Deliver So They Come Back
Efficiency multiplies your mistakes too
The faster and more automated your business gets, the faster it can reproduce a single mistake — perfectly, at scale, before anyone notices.
Shortening the path from raw materials to a happy customer — your value stream — makes you faster and more reliable, because a shorter process has fewer places to break. But there's a twist: the more automated and efficient a system becomes, the more one un-caught mistake matters, because the system reproduces it at full speed.
Map every step your offer passes through from creation to the customer's hands. Most owners are shocked how many add no value — handoffs, waiting, rework. Cut those and quality rises. But as you streamline and automate, you also remove the human pauses where errors used to get caught.
Toyota built the most admired production system in the world, making over a million small improvements a year and earning a reputation for near-flawless quality.
→ In 2009-2010 a single accelerator-pedal defect, multiplied across millions of identical vehicles, forced a recall that cost over $5 billion and badly bruised its reputation.

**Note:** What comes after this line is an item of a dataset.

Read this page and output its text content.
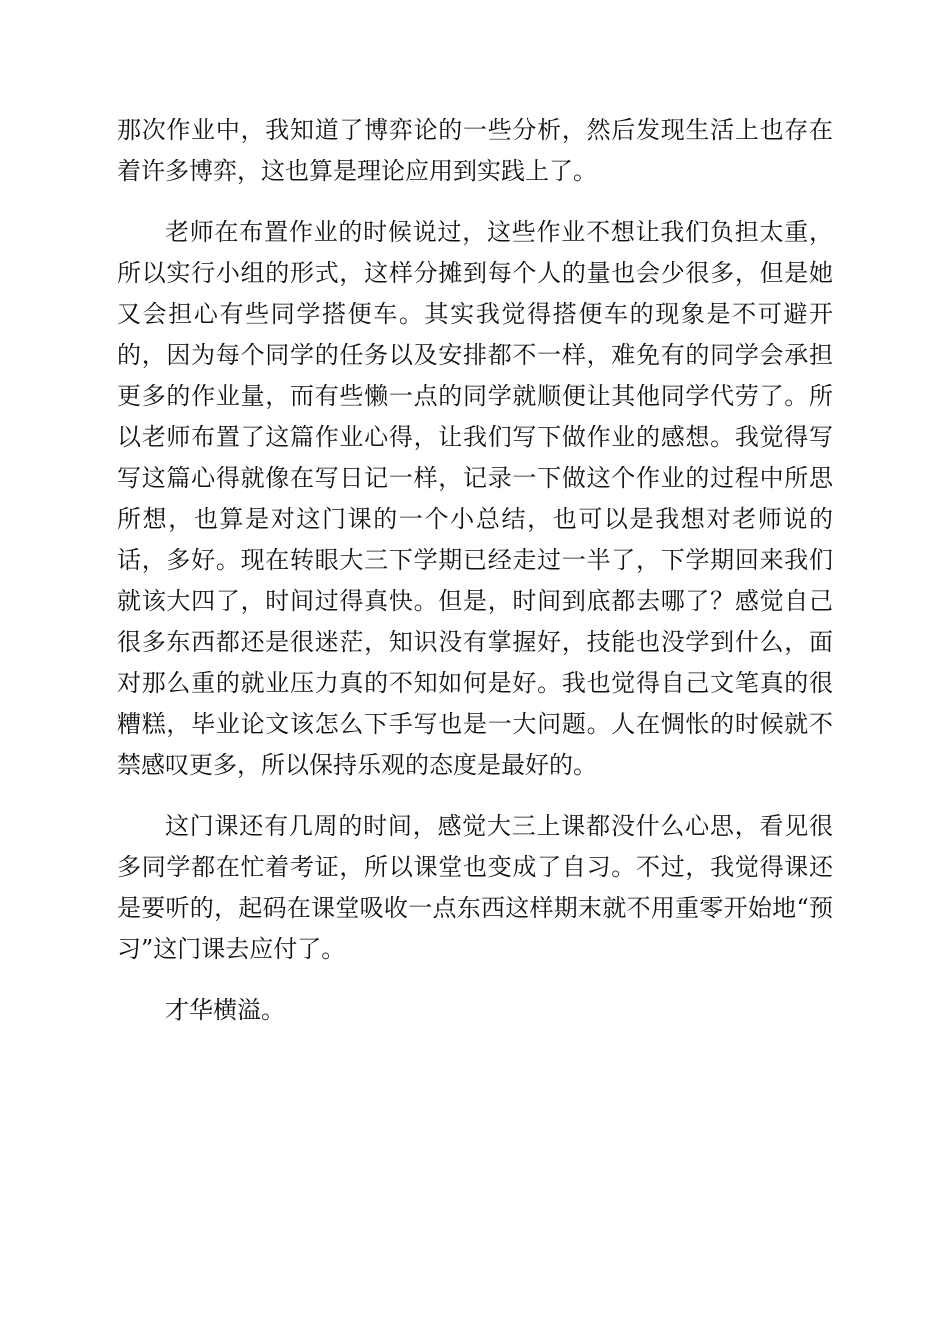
那次作业中，我知道了博弈论的一些分析，然后发现生活上也存在着许多博弈，这也算是理论应用到实践上了。

老师在布置作业的时候说过，这些作业不想让我们负担太重，所以实行小组的形式，这样分摊到每个人的量也会少很多，但是她又会担心有些同学搭便车。其实我觉得搭便车的现象是不可避开的，因为每个同学的任务以及安排都不一样，难免有的同学会承担更多的作业量，而有些懒一点的同学就顺便让其他同学代劳了。所以老师布置了这篇作业心得，让我们写下做作业的感想。我觉得写写这篇心得就像在写日记一样，记录一下做这个作业的过程中所思所想，也算是对这门课的一个小总结，也可以是我想对老师说的话，多好。现在转眼大三下学期已经走过一半了，下学期回来我们就该大四了，时间过得真快。但是，时间到底都去哪了？感觉自己很多东西都还是很迷茫，知识没有掌握好，技能也没学到什么，面对那么重的就业压力真的不知如何是好。我也觉得自己文笔真的很糟糕，毕业论文该怎么下手写也是一大问题。人在惆怅的时候就不禁感叹更多，所以保持乐观的态度是最好的。

这门课还有几周的时间，感觉大三上课都没什么心思，看见很多同学都在忙着考证，所以课堂也变成了自习。不过，我觉得课还是要听的，起码在课堂吸收一点东西这样期末就不用重零开始地“预习”这门课去应付了。

才华横溢。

The very efficiency and uniformity that made Toyota great also meant one flaw was reproduced perfectly across every car — the strength and the vulnerability were the same system.
- Diagram your value stream end to end; mark each step as value-add or waste.
- Delete or merge the waste steps — every step removed is one less thing that can fail.
- On the steps you automate or repeat at scale, add one deliberate human check — a spot inspection, a sample taste, a first-piece review.
- Give that person the authority and a clear signal to stop the line the moment something looks wrong.
Run one task by hand for ten customers and you catch two small errors — cheap fixes. Now automate that same task for a thousand customers before proving it, and those two errors ship a thousand times before a single complaint reaches you. Prove by hand, then scale.
Automating a broken process just lets you produce the mistake faster. Fix and prove the process by hand first; only then scale it. Speed on top of a defect is not efficiency, it's amplified loss.
Efficient automation makes humans more important, not less. When almost nothing needs a person, the one moment a person is needed — catching and stopping an error — becomes decisive. Don't cut the skilled overseer to save money; that's the one role a lean system can least afford to lose.
Toyota's uniformity was its greatest strength and the reason one small defect cost it billions. Explain in a sentence how the same trait was both — and where you'd add a human checkpoint in your own process.
Shorten your value stream to fail less often, but never automate away the skilled eye that catches the error before it multiplies. The more your system scales, the more one un-caught mistake — and the human who stops it — is worth.
Draw your value stream on one sheet: every step from order to delivered result. Circle the steps that add no value and plan to cut one this month. Then mark the single step where a mistake would be reproduced most, and assign one person to check it every time.